Google announces Asylo: an open-source framework for confidential computing

Google has announced Asylo, an open-source framework aimed at securing data in the cloud. In recent years, cloud computing has become a core technology used across various fields and one of the biggest risks it carries, is the security of data.
Even though many of today's cloud infrastructures offer numerous security controls, some enterprises want additional verifiable isolation, for their most sensitive workloads.
Currently, major cloud services provide measures such as logging and access controls to monitor and lock down application environments. However, some applications require more security such as encryption key management and financial applications.

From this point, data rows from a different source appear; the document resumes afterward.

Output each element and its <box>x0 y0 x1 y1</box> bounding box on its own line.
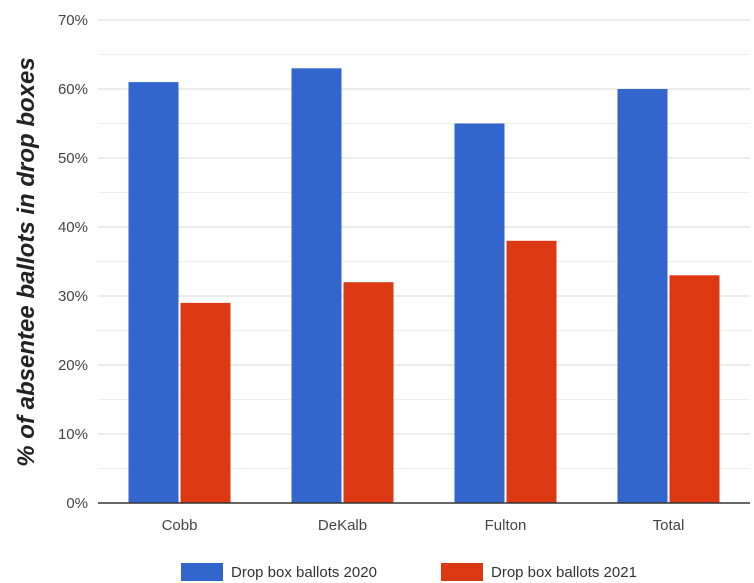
x-tick-label: DeKalb <box>318 517 367 534</box>
x-tick-label: Total <box>653 517 685 534</box>
y-axis-ticks: 0% 10% 20% 30% 40% 50% 60% 70% <box>58 12 88 512</box>
y-axis-title: % of absentee ballots in drop boxes <box>13 57 40 466</box>
y-tick-label: 30% <box>58 288 88 305</box>
bar-cobb-2 <box>180 302 231 503</box>
bar-dekalb-2 <box>343 282 394 503</box>
y-tick-label: 50% <box>58 150 88 167</box>
legend-label: Drop box ballots 2020 <box>231 564 377 581</box>
bar-total-1 <box>617 89 668 503</box>
y-tick-label: 0% <box>66 495 88 512</box>
y-tick-label: 40% <box>58 219 88 236</box>
legend-swatch <box>181 563 223 581</box>
x-axis-ticks: Cobb DeKalb Fulton Total <box>162 517 685 534</box>
bars <box>128 68 720 504</box>
bar-fulton-1 <box>454 123 505 503</box>
legend-swatch <box>441 563 483 581</box>
bar-dekalb-1 <box>291 68 342 504</box>
bar-cobb-1 <box>128 82 179 503</box>
bar-fulton-2 <box>506 240 557 504</box>
y-tick-label: 20% <box>58 357 88 374</box>
bar-total-2 <box>669 275 720 503</box>
legend-label: Drop box ballots 2021 <box>491 564 637 581</box>
y-tick-label: 60% <box>58 81 88 98</box>
grid-lines <box>98 19 750 469</box>
x-tick-label: Cobb <box>162 517 198 534</box>
legend: Drop box ballots 2020 Drop box ballots 20… <box>181 563 637 581</box>
y-tick-label: 10% <box>58 426 88 443</box>
x-tick-label: Fulton <box>485 517 527 534</box>
y-tick-label: 70% <box>58 12 88 29</box>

"The threats people are concerned about are things like rootkits or bootkits, things that hit the lower rings of the operating system stack and also, when you get into cloud or any shared infrastructure—virtualization on-premises or in the cloud—you could have administrators or third parties who have access at these layers. So there's always this tension where you have people asking, How do I make sure I'm the only person who has access to any of this stuff?," said Rob Sadowski, Google's Trust and Security marketing lead, in an interview with ArsTechnica.
Google calls this confidential computing, and Asylo will make it easier to protect the confidentiality and integrity of applications and data in such a computing environment.
Asylo is an open-source framework and SDK for developing applications that run in trusted execution environments (TEEs).
According to Google, TEEs help defend against attacks targeting cloud infrastructure by providing specialized execution environments known as “enclaves”.
"Asylo applications do not need to be aware of the intricacies of specific TEE implementations, you can port your apps across different enclave backends with no code changes. Your apps can run on your laptop, a workstation under your desk, a virtual machine in an on-premises server, or an instance in the cloud," wrote Google Cloud Senior Product Manager Nelly Porter in a blog post.
Additionally, Asylo includes features and services for encrypting sensitive communications and verifying the integrity of code running in enclaves, which help protect data and applications.
As a result, the Asylo framework allows developers to easily build applications and make them portable, so they can be deployed on a variety of software and hardware backends.